{132}
В обрисовке фигуры нэпмана сначала видна уверенность набирающего силу героя (мы нужны, пришли «главенствовать» в экономической жизни государства, мы «опыляем социалистические цветы»). Но для «вывески», для защиты дела им необходим коммунист. Энергия, инициатива, коммерческая хватка нэпмана как «человека дела» противопоставлены практической (профессиональной) несостоятельности и оттого органической склонности к коррупции коммуниста, руководствующегося быстро обессмысливающимися, схоластическими лозунгами.За понимание дела и его успешность нэпман заплатил капиталом и здоровьем, тем не менее его производственная деятельность расценивается властью как «паразитизм». Его предприимчивости противопоставлена коммунистическая дисциплина, не приносящая экономических результатов[114]
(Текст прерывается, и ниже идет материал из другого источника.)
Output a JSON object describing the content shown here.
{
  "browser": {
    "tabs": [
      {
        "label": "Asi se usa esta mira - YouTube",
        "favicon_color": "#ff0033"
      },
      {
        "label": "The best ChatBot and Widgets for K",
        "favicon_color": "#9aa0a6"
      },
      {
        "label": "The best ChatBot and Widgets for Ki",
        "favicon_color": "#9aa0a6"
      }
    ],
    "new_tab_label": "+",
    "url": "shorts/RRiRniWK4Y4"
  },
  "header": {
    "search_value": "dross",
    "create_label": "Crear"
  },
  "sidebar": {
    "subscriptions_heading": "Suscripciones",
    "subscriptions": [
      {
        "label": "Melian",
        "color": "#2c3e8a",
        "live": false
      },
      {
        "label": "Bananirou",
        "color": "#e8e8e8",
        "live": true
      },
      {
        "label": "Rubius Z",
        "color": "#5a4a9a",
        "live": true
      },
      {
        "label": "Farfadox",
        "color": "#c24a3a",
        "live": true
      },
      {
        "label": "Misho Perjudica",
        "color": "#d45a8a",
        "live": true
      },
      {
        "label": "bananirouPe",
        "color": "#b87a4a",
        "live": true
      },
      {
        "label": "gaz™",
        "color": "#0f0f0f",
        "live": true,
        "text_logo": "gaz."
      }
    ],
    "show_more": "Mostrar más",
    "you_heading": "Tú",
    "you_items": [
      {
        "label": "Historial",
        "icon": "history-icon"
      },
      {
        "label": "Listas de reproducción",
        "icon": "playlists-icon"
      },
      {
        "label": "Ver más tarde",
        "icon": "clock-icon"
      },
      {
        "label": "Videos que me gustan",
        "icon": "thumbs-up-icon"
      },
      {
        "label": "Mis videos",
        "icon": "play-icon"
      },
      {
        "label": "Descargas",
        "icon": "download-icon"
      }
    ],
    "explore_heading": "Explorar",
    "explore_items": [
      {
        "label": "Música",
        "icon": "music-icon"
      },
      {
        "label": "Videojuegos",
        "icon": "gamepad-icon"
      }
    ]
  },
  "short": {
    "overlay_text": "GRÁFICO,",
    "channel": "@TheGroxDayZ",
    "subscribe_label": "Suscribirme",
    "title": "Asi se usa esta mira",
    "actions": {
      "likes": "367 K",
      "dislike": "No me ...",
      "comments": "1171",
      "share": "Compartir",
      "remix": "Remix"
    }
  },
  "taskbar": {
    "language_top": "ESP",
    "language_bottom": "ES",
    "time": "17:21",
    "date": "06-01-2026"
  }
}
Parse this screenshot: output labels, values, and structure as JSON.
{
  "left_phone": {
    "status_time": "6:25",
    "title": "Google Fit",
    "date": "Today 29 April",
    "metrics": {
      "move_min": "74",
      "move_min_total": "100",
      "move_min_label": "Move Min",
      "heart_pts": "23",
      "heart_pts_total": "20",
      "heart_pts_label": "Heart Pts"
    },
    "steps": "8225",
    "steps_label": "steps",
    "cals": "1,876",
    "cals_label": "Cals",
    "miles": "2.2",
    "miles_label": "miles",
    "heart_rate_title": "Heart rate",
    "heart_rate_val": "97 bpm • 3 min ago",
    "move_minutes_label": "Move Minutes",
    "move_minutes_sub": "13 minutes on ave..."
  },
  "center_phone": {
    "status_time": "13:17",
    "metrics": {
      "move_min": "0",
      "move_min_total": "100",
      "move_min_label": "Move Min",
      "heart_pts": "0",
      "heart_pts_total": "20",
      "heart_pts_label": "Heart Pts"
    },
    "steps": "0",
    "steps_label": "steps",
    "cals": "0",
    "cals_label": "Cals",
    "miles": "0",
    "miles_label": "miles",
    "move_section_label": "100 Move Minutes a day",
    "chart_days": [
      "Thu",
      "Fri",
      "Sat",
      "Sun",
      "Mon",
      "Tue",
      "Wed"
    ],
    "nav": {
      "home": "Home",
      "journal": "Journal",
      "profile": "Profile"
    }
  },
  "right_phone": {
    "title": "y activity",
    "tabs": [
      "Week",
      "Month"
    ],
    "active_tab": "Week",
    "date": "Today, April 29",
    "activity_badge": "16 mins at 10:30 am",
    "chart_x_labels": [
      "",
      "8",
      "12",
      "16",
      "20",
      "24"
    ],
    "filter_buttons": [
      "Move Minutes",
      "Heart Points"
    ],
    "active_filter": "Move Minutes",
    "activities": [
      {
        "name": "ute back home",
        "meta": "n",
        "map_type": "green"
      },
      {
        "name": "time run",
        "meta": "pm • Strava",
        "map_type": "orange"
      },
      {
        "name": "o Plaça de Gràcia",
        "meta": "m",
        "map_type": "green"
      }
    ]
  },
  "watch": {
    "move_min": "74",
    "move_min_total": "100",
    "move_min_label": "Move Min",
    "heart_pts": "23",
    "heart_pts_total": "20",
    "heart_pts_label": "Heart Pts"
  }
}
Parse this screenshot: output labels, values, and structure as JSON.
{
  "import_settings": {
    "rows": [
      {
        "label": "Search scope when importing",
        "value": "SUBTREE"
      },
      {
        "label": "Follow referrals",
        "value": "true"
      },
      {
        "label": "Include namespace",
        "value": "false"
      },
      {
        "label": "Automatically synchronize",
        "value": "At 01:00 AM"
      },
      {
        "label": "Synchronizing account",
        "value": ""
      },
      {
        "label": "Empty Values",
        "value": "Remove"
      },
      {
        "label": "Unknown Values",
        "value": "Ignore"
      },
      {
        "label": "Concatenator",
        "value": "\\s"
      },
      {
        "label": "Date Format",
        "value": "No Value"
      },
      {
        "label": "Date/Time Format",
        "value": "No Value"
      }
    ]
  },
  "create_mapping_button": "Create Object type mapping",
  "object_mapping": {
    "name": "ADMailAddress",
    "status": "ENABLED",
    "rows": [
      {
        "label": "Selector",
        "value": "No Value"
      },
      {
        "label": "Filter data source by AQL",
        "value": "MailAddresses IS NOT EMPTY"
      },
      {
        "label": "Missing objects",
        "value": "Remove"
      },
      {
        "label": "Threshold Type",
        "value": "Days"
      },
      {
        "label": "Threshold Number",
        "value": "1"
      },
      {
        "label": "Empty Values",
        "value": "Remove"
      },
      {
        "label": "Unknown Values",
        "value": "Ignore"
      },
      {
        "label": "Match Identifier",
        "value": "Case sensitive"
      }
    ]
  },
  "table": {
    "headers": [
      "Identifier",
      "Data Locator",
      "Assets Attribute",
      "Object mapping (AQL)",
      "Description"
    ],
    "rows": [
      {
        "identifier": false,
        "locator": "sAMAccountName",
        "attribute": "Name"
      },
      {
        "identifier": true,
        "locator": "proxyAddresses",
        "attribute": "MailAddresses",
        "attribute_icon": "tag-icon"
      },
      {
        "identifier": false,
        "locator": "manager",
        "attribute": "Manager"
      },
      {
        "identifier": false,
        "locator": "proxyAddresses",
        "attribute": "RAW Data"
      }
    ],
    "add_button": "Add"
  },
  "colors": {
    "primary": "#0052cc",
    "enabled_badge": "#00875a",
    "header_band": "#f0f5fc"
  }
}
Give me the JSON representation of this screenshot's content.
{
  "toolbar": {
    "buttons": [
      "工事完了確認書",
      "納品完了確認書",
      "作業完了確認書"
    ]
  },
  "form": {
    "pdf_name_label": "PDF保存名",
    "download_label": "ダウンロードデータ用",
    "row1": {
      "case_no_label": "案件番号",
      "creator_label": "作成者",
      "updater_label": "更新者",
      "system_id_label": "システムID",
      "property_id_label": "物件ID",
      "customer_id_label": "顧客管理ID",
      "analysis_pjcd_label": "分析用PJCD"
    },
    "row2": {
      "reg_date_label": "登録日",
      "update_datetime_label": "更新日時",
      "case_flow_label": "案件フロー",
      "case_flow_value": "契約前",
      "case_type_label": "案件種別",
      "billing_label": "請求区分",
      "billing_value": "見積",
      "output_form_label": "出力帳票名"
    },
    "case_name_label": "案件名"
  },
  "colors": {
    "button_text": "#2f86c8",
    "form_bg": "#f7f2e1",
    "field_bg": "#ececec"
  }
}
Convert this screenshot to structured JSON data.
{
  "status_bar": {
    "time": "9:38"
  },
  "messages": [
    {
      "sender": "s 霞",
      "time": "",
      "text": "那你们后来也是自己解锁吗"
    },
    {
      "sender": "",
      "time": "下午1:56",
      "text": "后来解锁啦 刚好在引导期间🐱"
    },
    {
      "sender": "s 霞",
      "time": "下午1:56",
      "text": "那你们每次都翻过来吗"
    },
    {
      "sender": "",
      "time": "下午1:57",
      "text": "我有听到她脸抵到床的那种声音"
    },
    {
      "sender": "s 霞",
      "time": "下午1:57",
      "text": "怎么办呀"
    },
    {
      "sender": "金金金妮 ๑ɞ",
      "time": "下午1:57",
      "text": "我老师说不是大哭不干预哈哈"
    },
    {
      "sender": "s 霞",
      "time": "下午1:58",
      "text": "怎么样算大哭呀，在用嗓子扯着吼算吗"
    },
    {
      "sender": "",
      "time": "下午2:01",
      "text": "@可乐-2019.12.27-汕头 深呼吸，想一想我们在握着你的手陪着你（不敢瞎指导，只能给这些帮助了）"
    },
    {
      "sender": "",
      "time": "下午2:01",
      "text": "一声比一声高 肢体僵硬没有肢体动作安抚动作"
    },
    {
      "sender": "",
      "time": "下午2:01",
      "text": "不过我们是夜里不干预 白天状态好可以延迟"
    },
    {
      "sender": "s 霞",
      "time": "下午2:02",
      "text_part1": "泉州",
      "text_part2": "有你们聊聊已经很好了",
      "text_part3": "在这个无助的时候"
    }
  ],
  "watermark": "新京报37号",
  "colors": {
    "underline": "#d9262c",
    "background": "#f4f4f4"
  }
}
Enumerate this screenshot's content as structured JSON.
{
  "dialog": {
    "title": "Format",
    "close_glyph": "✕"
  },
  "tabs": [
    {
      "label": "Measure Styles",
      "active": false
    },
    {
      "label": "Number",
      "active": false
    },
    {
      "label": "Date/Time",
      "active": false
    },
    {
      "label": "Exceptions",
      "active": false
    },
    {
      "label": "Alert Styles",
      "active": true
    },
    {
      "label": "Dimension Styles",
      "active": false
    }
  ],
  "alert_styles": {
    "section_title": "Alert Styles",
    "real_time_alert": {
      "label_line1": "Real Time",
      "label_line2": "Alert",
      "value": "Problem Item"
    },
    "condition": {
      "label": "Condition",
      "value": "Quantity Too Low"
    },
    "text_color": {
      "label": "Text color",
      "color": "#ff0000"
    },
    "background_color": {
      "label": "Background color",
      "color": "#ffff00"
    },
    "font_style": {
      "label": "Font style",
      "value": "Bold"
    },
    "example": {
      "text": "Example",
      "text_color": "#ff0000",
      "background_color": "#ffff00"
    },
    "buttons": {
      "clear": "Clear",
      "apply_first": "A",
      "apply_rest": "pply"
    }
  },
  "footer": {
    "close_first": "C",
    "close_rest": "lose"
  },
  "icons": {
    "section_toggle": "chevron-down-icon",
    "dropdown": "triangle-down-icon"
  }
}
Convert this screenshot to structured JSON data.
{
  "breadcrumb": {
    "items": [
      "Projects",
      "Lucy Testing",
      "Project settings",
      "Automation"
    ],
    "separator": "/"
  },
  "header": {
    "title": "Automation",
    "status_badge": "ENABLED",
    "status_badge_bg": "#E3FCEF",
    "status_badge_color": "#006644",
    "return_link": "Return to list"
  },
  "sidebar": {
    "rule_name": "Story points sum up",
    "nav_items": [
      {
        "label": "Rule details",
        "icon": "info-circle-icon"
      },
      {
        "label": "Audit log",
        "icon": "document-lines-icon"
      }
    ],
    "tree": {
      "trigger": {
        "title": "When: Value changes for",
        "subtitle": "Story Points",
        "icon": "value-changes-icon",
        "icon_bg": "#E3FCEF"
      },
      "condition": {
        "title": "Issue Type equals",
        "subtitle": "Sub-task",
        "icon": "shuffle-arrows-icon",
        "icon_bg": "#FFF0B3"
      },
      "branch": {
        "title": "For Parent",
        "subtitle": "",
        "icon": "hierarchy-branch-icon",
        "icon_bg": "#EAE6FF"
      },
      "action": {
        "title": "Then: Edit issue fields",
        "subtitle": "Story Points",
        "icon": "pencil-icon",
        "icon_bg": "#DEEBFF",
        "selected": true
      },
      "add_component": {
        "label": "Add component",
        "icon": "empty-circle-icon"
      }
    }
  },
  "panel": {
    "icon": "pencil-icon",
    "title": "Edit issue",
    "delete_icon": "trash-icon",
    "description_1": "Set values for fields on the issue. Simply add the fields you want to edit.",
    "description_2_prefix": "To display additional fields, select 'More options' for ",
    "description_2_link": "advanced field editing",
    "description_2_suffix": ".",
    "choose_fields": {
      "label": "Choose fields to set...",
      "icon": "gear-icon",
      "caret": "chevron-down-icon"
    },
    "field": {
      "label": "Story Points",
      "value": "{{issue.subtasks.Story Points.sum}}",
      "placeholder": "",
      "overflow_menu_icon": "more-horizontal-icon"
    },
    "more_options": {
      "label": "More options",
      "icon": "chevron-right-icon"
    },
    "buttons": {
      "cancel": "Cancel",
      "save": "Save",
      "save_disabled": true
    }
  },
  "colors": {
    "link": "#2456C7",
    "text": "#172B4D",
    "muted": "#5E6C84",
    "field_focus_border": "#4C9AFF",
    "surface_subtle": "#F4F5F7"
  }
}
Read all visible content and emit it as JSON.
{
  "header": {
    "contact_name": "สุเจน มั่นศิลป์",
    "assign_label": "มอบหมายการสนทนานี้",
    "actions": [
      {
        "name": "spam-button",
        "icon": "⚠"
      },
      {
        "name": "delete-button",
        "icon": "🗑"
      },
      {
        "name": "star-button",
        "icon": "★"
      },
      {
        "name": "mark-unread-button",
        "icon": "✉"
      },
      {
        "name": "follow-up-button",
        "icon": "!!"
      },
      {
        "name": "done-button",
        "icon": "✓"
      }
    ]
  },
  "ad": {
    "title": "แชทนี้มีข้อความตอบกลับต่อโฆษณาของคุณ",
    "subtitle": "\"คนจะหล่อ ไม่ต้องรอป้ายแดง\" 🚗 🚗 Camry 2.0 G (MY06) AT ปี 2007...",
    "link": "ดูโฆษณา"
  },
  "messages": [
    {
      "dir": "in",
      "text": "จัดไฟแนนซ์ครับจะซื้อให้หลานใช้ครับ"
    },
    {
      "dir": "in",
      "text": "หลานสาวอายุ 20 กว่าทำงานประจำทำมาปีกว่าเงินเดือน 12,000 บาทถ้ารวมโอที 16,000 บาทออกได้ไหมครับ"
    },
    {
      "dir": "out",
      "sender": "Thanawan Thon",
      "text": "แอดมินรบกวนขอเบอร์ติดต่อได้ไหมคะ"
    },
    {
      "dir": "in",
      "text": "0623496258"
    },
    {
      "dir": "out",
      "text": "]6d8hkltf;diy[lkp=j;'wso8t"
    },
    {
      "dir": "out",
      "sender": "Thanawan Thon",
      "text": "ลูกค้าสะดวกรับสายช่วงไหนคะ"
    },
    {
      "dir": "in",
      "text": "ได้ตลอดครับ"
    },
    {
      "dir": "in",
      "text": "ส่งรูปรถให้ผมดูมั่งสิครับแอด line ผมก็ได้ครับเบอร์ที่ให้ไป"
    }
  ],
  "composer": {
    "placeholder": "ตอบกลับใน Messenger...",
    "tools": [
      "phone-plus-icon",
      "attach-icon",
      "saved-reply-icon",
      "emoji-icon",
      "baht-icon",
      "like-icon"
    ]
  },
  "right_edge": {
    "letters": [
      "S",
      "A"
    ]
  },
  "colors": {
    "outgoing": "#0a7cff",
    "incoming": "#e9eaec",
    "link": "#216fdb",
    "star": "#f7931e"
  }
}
.Почти сразу же в пьесах появляется и мотив угрозы — нэпман «не спит по ночам», ему обещают скоро «все отобрать»: героям-коммунистам ранней советской драмы важно не столько благополучие страны, сколько постоянная демонстрация безусловной лояльности успешных организаторов производства, их готовность подчиняться власти. Нэпман слабеет, теряет уверенность, энергию и сворачивает производство, стремясь сохранить (а при удаче — и вывезти) заработанное. Вариантов финалов немного: разорение, ссылка, арест.
Со сворачиванием нэпа из пьес стремительно исчезает и нэпман.
Распространенным собирательным образом многих пьес становятся комсомольцы как новая генерация. Рядом с фигурами деятельной, энергичной, энтузиастически настроенной, принципиальной, готовой к самопожертвованию молодежи в пьесах появляется и тип комсомольца-демагога, использующего членство в комсомоле как способ сделать карьеру, добиться снисхождения в учебе, повышения зарплаты, назначения на должность и пр. Эти персонажи являют собой результат принятия молодым поколением новых ценностей: невежественные и нечистоплотные, самонадеянные и агрессивные, {133}
они готовы во имя классовых приверженностей предать друга, оттолкнуть любимого, отказаться от родных.Наконец, редкая пьеса этого времени обходится без фигуры чекиста (следователя), упоминания об аресте, ссылке и пр. На протяжении десятилетия интонации, вначале уважительные либо шутливые, при обсуждении данных тем сменяются драматическими и тревожными. Все чаще начинают использоваться «фигуры умолчания» — образы чекистов, упоминания о них, сами слова, называющие запретные темы, превращаются в невозможные для публичного произнесения. Это хорошо видно по многочисленным примерам редактуры пьес, из окончательных вариантов которых вычеркиваются реплики, снимаются целые эпизоды. «Верное средство быть обвиненным в контрреволюции — вывести, хоть на минутку, в своем произведении чекиста, — писал критик, предусмотрительно скрывшийся под инициалами. — Обязательно найдется ретивый рецензент, пожелавший встать в позу прокурора»[115]
.Яркие примеры «обратного хода», превращения чекиста в центрального и безусловно положительного героя (как в погодинских «Аристократах»), появятся позже, к середине 1930-х.
Все традиционные фигуры отечественной истории в ранних советских пьесах претерпевают существенную трансформацию.
Декларируемые изменения (превращение безыдейного крестьянина в сознательного колхозника, рабочего из «пролетариата», то есть неимущего и нещадно эксплуатируемого элемента, в «хозяина страны») выражаются лишь в заданных риторических пассажах драматурга, но никак не поддерживаются структурой пьесы. Образы русской интеллигенции — сельской (земства), технической, научной — теперь обретают эпитет «старой» (в противовес новой, рабоче-крестьянской по происхождению, интеллигентской по функции, которую начинает создавать власть). В пьесы входят образы рабфаковцев, выдвиженцев, красных директоров, проявляющих не свойственные старой интеллигенции в целом качества (некомпетентность, беспринципность, карьеризм).
Из производственных («реконструктивных») пьес исчезает фигура квалифицированного (и высокооплачиваемого) рабочего старой промышленной России. Как правило, в пьесах речь {134}
идет либо о крестьянской стихии, массе необученной рабочей силы, хлынувшей на производство, либо о рабочей молодежи, рассматривающей свое пребывание на заводе, фабрике, стройке как временное до окончания рабфака, поступления в институт, перехода на руководящую комсомольско-партийную работу. О рабочих же в целом говорится как о косной, потребительски настроенной массе. В связи с этими образами звучат темы лени, пьянства, корыстности, призывов к уравниловке.